Georgia was successful under Mark Richt – very successful. Now it’s up to Kirby Smart to make the Bulldogs a consistent champion.
It’s not that Kirby Smart isn’t a nice guy, and it’s not that he isn’t going to be likeable among the Georgia fans, but this is the business-time head coach. This is the win-or-bust guy.
No one at Georgia really wanted to see Mark Richt go. Check that – no one at Georgia didn’t want to see Mark Richt succeed or was all fired up when he didn’t.
Before Richt arrived in 2001, Georgia was 8-4 okay, but it was getting its butt kicked by Florida on a regular basis and seemed miles away from winning an SEC championship.
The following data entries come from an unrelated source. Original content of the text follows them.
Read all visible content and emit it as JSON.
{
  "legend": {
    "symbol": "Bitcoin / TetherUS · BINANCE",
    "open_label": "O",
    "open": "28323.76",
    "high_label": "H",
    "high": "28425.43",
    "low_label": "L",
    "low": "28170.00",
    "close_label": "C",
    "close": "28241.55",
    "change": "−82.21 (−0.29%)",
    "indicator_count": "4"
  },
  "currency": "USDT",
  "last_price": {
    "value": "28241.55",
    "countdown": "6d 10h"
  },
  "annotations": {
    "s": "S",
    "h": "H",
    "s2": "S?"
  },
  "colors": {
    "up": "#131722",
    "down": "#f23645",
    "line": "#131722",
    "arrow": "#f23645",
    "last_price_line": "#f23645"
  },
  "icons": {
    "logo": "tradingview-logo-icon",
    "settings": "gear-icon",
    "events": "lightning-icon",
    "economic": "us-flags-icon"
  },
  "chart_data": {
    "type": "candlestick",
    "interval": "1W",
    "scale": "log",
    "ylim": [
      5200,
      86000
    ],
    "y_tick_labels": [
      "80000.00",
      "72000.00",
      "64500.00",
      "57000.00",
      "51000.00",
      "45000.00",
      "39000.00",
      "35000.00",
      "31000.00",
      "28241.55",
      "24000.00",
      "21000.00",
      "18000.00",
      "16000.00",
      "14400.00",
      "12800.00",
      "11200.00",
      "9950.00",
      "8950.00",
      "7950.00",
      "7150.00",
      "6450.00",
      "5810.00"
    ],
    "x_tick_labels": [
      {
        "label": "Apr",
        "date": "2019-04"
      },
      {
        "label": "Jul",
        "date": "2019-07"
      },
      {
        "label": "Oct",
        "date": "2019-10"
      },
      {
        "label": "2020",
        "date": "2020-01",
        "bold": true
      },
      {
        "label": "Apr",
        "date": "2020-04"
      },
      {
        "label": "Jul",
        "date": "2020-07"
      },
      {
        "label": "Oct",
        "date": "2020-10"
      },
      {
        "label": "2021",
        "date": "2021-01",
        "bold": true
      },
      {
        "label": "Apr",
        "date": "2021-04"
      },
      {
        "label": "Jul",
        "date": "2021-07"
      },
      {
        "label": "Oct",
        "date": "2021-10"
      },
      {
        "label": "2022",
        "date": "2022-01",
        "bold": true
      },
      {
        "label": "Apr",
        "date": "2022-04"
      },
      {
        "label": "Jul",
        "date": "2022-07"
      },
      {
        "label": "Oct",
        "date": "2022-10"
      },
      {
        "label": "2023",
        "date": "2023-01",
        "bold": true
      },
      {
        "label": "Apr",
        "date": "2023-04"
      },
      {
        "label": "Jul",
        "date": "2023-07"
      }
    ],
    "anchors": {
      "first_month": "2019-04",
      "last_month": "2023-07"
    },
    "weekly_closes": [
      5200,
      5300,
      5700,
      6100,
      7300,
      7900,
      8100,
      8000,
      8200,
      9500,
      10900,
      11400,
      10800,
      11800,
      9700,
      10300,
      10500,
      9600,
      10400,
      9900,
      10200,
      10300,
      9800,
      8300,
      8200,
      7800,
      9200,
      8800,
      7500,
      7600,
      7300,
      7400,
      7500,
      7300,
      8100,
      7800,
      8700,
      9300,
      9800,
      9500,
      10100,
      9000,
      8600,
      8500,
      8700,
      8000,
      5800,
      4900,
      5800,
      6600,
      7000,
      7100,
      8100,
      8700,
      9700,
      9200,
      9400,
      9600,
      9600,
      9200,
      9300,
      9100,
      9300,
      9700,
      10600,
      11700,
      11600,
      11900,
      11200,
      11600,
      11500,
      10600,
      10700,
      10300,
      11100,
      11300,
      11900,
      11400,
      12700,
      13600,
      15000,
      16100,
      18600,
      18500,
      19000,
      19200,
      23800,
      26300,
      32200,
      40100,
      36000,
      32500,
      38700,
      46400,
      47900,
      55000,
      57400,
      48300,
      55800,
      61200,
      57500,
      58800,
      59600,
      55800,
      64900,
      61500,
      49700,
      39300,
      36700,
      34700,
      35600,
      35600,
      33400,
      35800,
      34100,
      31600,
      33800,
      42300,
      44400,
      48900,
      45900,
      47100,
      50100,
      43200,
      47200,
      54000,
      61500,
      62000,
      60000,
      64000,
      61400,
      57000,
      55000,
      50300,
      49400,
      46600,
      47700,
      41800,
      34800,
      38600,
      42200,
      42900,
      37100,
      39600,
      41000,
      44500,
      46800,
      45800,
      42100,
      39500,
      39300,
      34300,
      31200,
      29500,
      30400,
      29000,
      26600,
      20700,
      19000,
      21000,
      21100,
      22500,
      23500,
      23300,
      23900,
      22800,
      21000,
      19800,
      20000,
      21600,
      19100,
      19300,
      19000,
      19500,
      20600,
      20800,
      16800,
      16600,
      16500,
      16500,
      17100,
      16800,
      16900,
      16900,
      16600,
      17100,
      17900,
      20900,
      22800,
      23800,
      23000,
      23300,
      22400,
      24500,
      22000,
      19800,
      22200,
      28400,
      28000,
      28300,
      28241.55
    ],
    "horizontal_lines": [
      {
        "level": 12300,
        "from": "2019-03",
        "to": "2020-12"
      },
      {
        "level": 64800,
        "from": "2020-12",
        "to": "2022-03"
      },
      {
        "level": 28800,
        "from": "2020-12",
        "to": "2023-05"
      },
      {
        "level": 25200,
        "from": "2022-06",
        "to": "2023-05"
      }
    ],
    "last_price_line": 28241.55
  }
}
Richt got it done in Year Three.
Richt won two SEC championships, six SEC East titles – or at least pieces of them – was 9-5 in bowl games and would’ve been 10-5 if he was around at the end of last year, sent off a bajillion players to the pros, and did it all with the attitude, looks, and personality everyone wants out of their high-level head coach. But he didn’t win the national title, and even though the East has been relatively down over the last few years, he didn’t get back to the SEC championship after almost pulling out a title in 2012.
But as far as college football divorces go, this one was as amicable as possible with all sides getting a win. Richt more than just landed on his feet with the Miami job, and Georgia got the superstar head coaching prospect who probably would’ve taken over the Alabama gig if Nick Saban chose to do something else with his life.
Now Smart walks into a no-honeymoon, high-expectation situation with a fan base – over 92,000 strong for the spring game – that will demand nothing less than Alabama in Athens. That’s the attitude now at Georgia.
It’s not fair to say that Richt’s nice guy persona wasn’t quite cut out for the SEC world – you don’t get the players he did and win like he was able to without being a killer – but Smart appears ready to play the game a little bit better. If he’s ramping up the intensity, and if he’s cranking up the pressure, and if he’s far more of a demanding task-master, at least early on, then good. Georgia needed the change, and because of it, what Richt was able to build up could go into hyperdrive.
Smart ripped it up on the recruiting trail from the moment he got the gig. Future NFL starting quarterback Jacob Eason could’ve easily followed Richt to Miami, or gone anywhere else, but Smart kept him. He then went and got star prospect after star prospect, showing that, at the very least, bringing in the talent wasn’t going to be a problem.
And now comes the hard part of being the one who has to be the Point B guy. Georgia would be one of the favorites to win the East if Richt was still around, and unlike Charlie Strong taking over at Texas or Jim Harbaugh stepping in at Michigan, no one’s going to suggest that the program needs a gut job or could need a few years to start doing things correctly.
But if you’re going to be the alpha dawg type who wants to live life as an SEC head coach, you’re also going to walk into the Georgia situation thinking you can do some really, really big things right away.
Eason makes a good quarterback situation fantastic. Nick Chubb is coming off a knee injury, but Sony Michel and other backs are in place until he does. The receiving corps is young and talented, and while the O line is a slight concern, it’s not glaring.
The defense needs to replace several key parts of the front seven, but Smart is a defensive coach by nature and has enough pieces to work with to keep it from being a major issue. The secondary is strong, the young base of all-around talent is excellent, and there isn’t anything to keep this team from taking the SEC East title right away.
That’s why Georgia needed a change, and it’s way overdue to get over the hump and be in the national championship discussion again.
By the way, Miami will probably win the ACC Coastal this year.